On 23 September the first high-speed trains will depart a gleaming new station in Hong Kong for cities across the rest of China. Later in the year a new bridge connecting Hong Kong, Macao and Zhuhai (on the western bank of the Pearl River) is due to open to traffic. These expensive and somewhat controversial projects mark the latest infrastructure links between Hong Kong and its hinterland.
They come at a time when growing attention is being paid to the Greater Bay Area, a Chinese government plan to develop further a massive urban cluster in southern China, including Hong Kong, Macao and the nine most developed cities in the adjacent Guangdong province.
In Hong Kong, advocates of these developments see them as marking a new chapter in connectivity and creating opportunities for commercial development. Opponents see instead an ongoing effort to integrate Hong Kong further into China.
But the Greater Bay Area and infrastructure connectivity is about much more than Hong Kong. This is part of the ongoing development of China’s regions, some of which are now becoming as weighty as major national economies across Asia. The GDP of the Greater Bay Area is $1.5 trillion, similar to that of South Korea, and with a population of some 67 million, it is one of China’s richest regions on a per capita basis.
As I set out in a new book, China’s Regions in an Era of Globalization, economic integration between Hong Kong and its hinterland entered a new phase from the late 1970s, as parts of coastal China began to integrate intensively into the global economy.
The production networks that emerged helped to transform China’s economy, turned cities in Guangdong province such as Shenzhen and Dongguan into the ‘factory of the world’, and boosted Hong Kong’s competitiveness and economic growth. Guangdong still accounts for 29 per cent of China’s trade in goods and for a whopping 47 per cent of its 2016 trade surplus.
But the region has not been content to remain just the ‘factory of the world’. Especially after the global financial crisis, many parts of Guangdong’s economy have moved rapidly up the value chain and become home to some of China’s most globally competitive companies. Many areas of China still have a way to go in this, but the transformations in southern China are real, especially in Shenzhen, and not given the attention they deserve from many businesses in the West.
The Greater Bay Area concept represents an effort by the Chinese government to build on this by enhancing the competitiveness of this region’s economy.
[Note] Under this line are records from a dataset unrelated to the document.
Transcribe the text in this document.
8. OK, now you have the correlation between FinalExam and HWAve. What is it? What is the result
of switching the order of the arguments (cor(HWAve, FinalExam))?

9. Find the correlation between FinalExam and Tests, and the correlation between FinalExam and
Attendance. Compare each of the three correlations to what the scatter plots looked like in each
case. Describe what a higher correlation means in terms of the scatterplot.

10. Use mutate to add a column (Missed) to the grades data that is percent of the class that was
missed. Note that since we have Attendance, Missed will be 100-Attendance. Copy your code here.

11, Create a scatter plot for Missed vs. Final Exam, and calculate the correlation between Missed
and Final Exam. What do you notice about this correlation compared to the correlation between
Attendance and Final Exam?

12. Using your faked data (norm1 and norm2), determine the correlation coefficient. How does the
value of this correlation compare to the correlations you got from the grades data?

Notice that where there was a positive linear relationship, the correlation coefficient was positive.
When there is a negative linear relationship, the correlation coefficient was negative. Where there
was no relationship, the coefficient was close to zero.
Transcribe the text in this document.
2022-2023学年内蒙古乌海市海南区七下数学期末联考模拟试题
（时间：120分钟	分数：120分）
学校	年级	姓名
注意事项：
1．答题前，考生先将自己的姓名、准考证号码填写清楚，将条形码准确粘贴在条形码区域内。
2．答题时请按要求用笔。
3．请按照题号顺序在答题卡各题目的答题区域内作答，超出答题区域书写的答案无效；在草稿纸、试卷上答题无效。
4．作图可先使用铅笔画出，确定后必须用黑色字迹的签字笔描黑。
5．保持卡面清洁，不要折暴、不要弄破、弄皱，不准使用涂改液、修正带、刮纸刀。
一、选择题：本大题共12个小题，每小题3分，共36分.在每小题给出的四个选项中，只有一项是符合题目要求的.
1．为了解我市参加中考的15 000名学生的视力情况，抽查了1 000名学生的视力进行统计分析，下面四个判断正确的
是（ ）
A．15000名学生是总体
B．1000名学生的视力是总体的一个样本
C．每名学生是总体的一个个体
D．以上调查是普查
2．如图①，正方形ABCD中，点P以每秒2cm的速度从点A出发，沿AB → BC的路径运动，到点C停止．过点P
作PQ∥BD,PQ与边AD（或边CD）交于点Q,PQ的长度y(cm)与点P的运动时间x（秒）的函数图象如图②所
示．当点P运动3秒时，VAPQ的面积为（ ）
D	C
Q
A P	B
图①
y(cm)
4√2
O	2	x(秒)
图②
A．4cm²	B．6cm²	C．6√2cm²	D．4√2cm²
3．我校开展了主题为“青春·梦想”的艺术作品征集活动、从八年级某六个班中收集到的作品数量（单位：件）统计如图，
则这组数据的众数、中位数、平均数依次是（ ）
In line with the underlying concept of China’s regional policy since the 1980s, that aim is not to integrate or homogenize the different parts of the region. Instead, the goal is to take advantage of the different strengths of cities across the Greater Bay Area, encouraging collaboration which will use the comparative advantage that different cities or companies bring to the table.
This will not be easy to deliver. In contrast to the casual assumptions of centralized decision making in China, the country’s provincial and municipal governments and business elites shape the development and implementation of economic and commercial policy. And the natural tendency of cities in China to compete with each other, rather than cooperate, makes plans such as the Greater Bay Area difficult to implement. In particular, the polarized visions of Hong Kong’s future make it hard for Hong Kong to work out how to engage.
But whatever the politics or policy framework, the dynamic and innovative nature of much of the Greater Bay Area economy means that this is a part of China which will further increase its influence on the global economy. Policymakers and businesses globally would do well to pay more attention to this powerhouse of China’s economy.